"Why, what's this?" queried Mr. Trapper, in some surprise. "Tea—tea—oh, I see, it's an encyclopaedia. What is the idea, young man?"
"I always like to read up about the stuff we are handling," said Dave. "It's interesting to know all about it; where it comes from, how it is grown, what it is used for; the different qualities, and so forth."
"H'm," said Mr. Trapper, returning the book. "No doubt." And he walked on without further comment. But that afternoon he had something to say to his manager.
"That young fellow on the shipping desk—Elden, I think his name is. How do you find him?"
"Very satisfactory, sir. Punctual, dependable, and accurate."
"Watch him," said Mr. Trapper.
The manager swung around in his chair. "Why, what do you mean? You haven't occasion to suspect—?"

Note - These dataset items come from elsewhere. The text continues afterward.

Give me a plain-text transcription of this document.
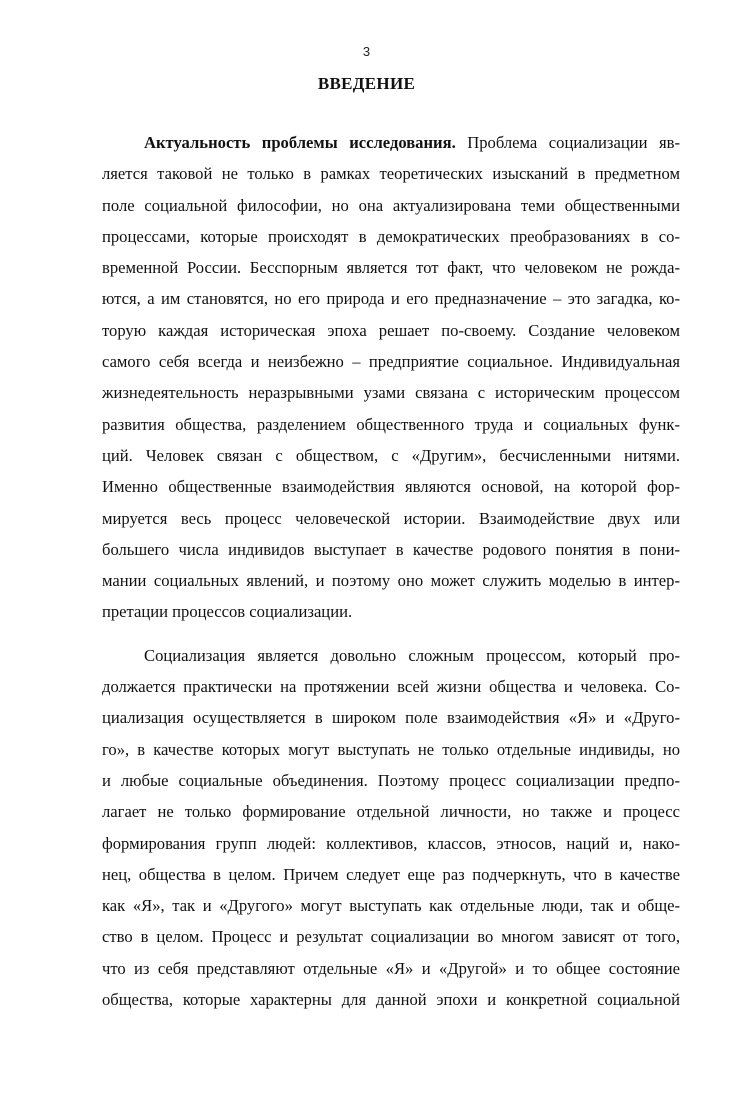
3
ВВЕДЕНИЕ
Актуальность проблемы исследования. Проблема социализации яв-
ляется таковой не только в рамках теоретических изысканий в предметном
поле социальной философии, но она актуализирована теми общественными
процессами, которые происходят в демократических преобразованиях в со-
временной России. Бесспорным является тот факт, что человеком не рожда-
ются, а им становятся, но его природа и его предназначение – это загадка, ко-
торую каждая историческая эпоха решает по-своему. Создание человеком
самого себя всегда и неизбежно – предприятие социальное. Индивидуальная
жизнедеятельность неразрывными узами связана с историческим процессом
развития общества, разделением общественного труда и социальных функ-
ций. Человек связан с обществом, с «Другим», бесчисленными нитями.
Именно общественные взаимодействия являются основой, на которой фор-
мируется весь процесс человеческой истории. Взаимодействие двух или
большего числа индивидов выступает в качестве родового понятия в пони-
мании социальных явлений, и поэтому оно может служить моделью в интер-
претации процессов социализации.
Социализация является довольно сложным процессом, который про-
должается практически на протяжении всей жизни общества и человека. Со-
циализация осуществляется в широком поле взаимодействия «Я» и «Друго-
го», в качестве которых могут выступать не только отдельные индивиды, но
и любые социальные объединения. Поэтому процесс социализации предпо-
лагает не только формирование отдельной личности, но также и процесс
формирования групп людей: коллективов, классов, этносов, наций и, нако-
нец, общества в целом. Причем следует еще раз подчеркнуть, что в качестве
как «Я», так и «Другого» могут выступать как отдельные люди, так и обще-
ство в целом. Процесс и результат социализации во многом зависят от того,
что из себя представляют отдельные «Я» и «Другой» и то общее состояние
общества, которые характерны для данной эпохи и конкретной социальной
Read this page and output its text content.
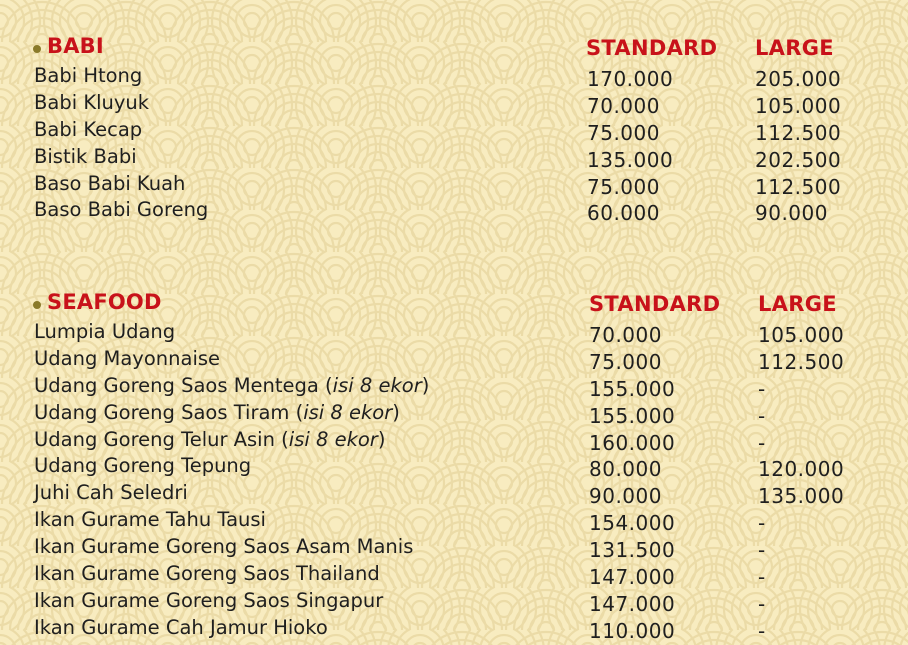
BABI	STANDARD LARGE
Babi Htong	170.000	205.000
Babi Kluyuk	70.000	105.000
Babi Kecap	75.000	112.500
Bistik Babi	135.000	202.500
Baso Babi Kuah	75.000	112.500
Baso Babi Goreng	60.000	90.000
SEAFOOD	STANDARD LARGE
Lumpia Udang	70.000	105.000
Udang Mayonnaise	75.000	112.500
Udang Goreng Saos Mentega (isi 8 ekor)	155.000	-
Udang Goreng Saos Tiram (isi 8 ekor)	155.000	-
Udang Goreng Telur Asin (isi 8 ekor)	160.000	-
Udang Goreng Tepung	80.000	120.000
Juhi Cah Seledri	90.000	135.000
Ikan Gurame Tahu Tausi	154.000	-
Ikan Gurame Goreng Saos Asam Manis	131.500	-
Ikan Gurame Goreng Saos Thailand	147.000	-
Ikan Gurame Goreng Saos Singapur	147.000	-
Ikan Gurame Cah Jamur Hioko	110.000	-
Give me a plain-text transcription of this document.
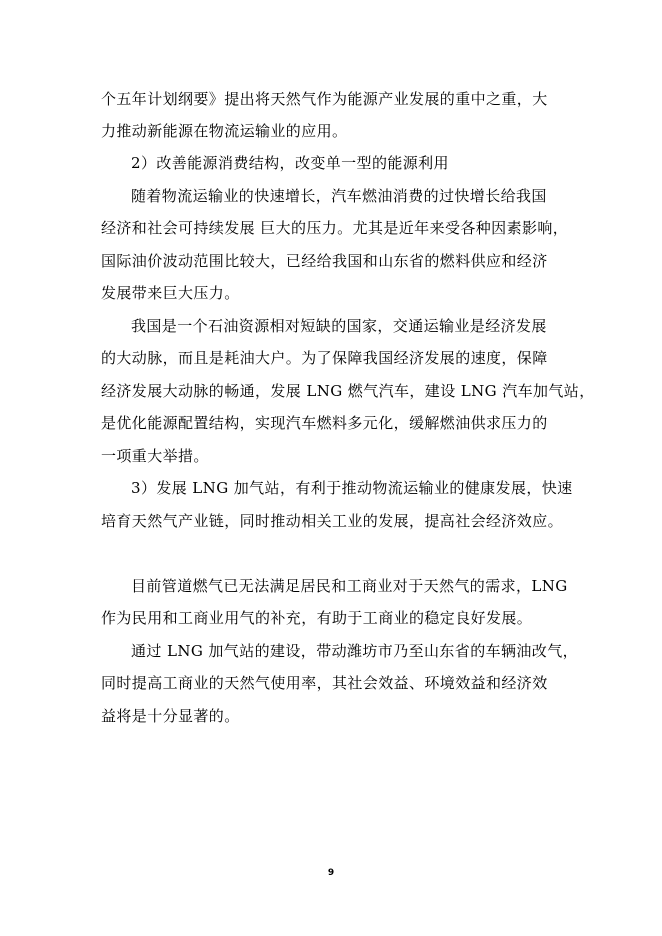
个五年计划纲要》提出将天然气作为能源产业发展的重中之重，大
力推动新能源在物流运输业的应用。
2）改善能源消费结构，改变单一型的能源利用
随着物流运输业的快速增长，汽车燃油消费的过快增长给我国
经济和社会可持续发展 巨大的压力。尤其是近年来受各种因素影响，
国际油价波动范围比较大，已经给我国和山东省的燃料供应和经济
发展带来巨大压力。
我国是一个石油资源相对短缺的国家，交通运输业是经济发展
的大动脉，而且是耗油大户。为了保障我国经济发展的速度，保障
经济发展大动脉的畅通，发展 LNG 燃气汽车，建设 LNG 汽车加气站，
是优化能源配置结构，实现汽车燃料多元化，缓解燃油供求压力的
一项重大举措。
3）发展 LNG 加气站，有利于推动物流运输业的健康发展，快速
培育天然气产业链，同时推动相关工业的发展，提高社会经济效应。
目前管道燃气已无法满足居民和工商业对于天然气的需求，LNG
作为民用和工商业用气的补充，有助于工商业的稳定良好发展。
通过 LNG 加气站的建设，带动潍坊市乃至山东省的车辆油改气，
同时提高工商业的天然气使用率，其社会效益、环境效益和经济效
益将是十分显著的。
9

Mr. Trapper's customary sternness slowly relaxed, until there was the suggestion of a smile about the corners of his mouth, and rather more than a suggestion in the twinkle in his eye.
"Do you know what I caught that young fellow doing during noon hour?" he asked. "Reading up the encyclopaedia on tea. Tea, mind you. Said he made a practice of reading up on the stuff we are handling. We, mind you. Found it very interesting to know where it came from, and all about it. I've been in the grocery business for pretty close to forty years, and I've seen many an employee spend his noon hour in the pool rooms, or in some other little back room, or just smoking, but this is the first one I ever caught reading up the business in an encyclopaedia. Never read it that way myself. Well—you watch him. I'd risk a ten-spot that he knows more about tea this minute than half of our travellers."
But Dave was not to continue in the grocery trade, despite his reading of the encyclopaedia, A few evenings later he was engaged in reading in the public library; not an encyclopaedia, but Shakespeare. The encyclopaedia was for such time as he could save from business hours, but for his evening reading Mr. Duncan had directed him into the realm of fiction and poetry, and he was now feeling his way through Hamlet. From the loneliness of his boyhood he had developed the habit of talking aloud to himself, and in abstracted moments he read in an audible whisper which impressed the substance more deeply on his mind, but made him unpopular in the public reading rooms. It was well known among the patrons of the rooms that he read Hamlet. This fact, however, may not have been altogether to Dave's disadvantage. On the evening in question an elderly man engaged him in conversation.